In a large mixing bowl, sift together the all-purpose flour, baking powder, and baking soda. Set aside.
In another large mixing bowl, combine the egg yolks, milk, melted margarine, vanilla extract, and half of the sugar using a whisk until well mixed.
Pour the egg mixture into the flour mixture to form the pancake batter and mix well until well-combined. Set aside.
In another large mixing bowl, beat the egg whites using a hand mixer until foamy. Add in the other half of the sugar and beat the egg white mixture with hand mixer until stiff peaks form.

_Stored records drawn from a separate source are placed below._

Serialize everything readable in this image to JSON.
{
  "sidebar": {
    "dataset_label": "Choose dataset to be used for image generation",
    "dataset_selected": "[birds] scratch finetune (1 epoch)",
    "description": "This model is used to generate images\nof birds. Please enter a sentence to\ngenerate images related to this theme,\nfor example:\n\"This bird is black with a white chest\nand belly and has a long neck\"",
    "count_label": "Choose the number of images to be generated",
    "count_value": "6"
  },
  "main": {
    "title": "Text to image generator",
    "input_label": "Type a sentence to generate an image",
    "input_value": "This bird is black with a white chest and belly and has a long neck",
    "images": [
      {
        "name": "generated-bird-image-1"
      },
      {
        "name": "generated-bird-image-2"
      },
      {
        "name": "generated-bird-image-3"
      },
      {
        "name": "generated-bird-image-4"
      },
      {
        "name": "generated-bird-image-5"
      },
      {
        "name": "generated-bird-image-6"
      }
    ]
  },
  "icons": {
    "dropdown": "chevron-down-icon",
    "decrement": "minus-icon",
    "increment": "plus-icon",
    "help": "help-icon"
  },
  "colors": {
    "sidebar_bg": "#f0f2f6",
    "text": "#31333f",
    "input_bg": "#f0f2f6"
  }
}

Transfer about 1/3 of the egg whites into the pancake batter and fold gently using a rubber spatula. Add the egg whites into the pancake batter 1/3 at a time until all the egg whites are mixed into the batter. The pancake batter should be kind of liquid and a bit fluffy.
Grease pan with oil and heat at medium heat. Grease the interior circumference area of a round metal cookie cutter with oil and place the cookie cutter on the hot pan. Once the pan is hot enough, pour the pancake batter inside the round metal cookie cutter, filling up to about 3/5 of the height of the cookie cutter. Let it cook for about 3 minutes, then using a spatula (or two spatulas if needed), quickly and gently flip the pancake along with the cookie cutter. Let cook for another 3 minutes and scrape off the batter that flows out of the cookie cutter. When both sides are nicely browned and the interior is cooked, remove pancake from heat and from the cookie cutter gently by pushing it out of the cookie cutter using the back of a spoon.
Serve pancakes with unsalted butter, maple syrup and fruits according to preference.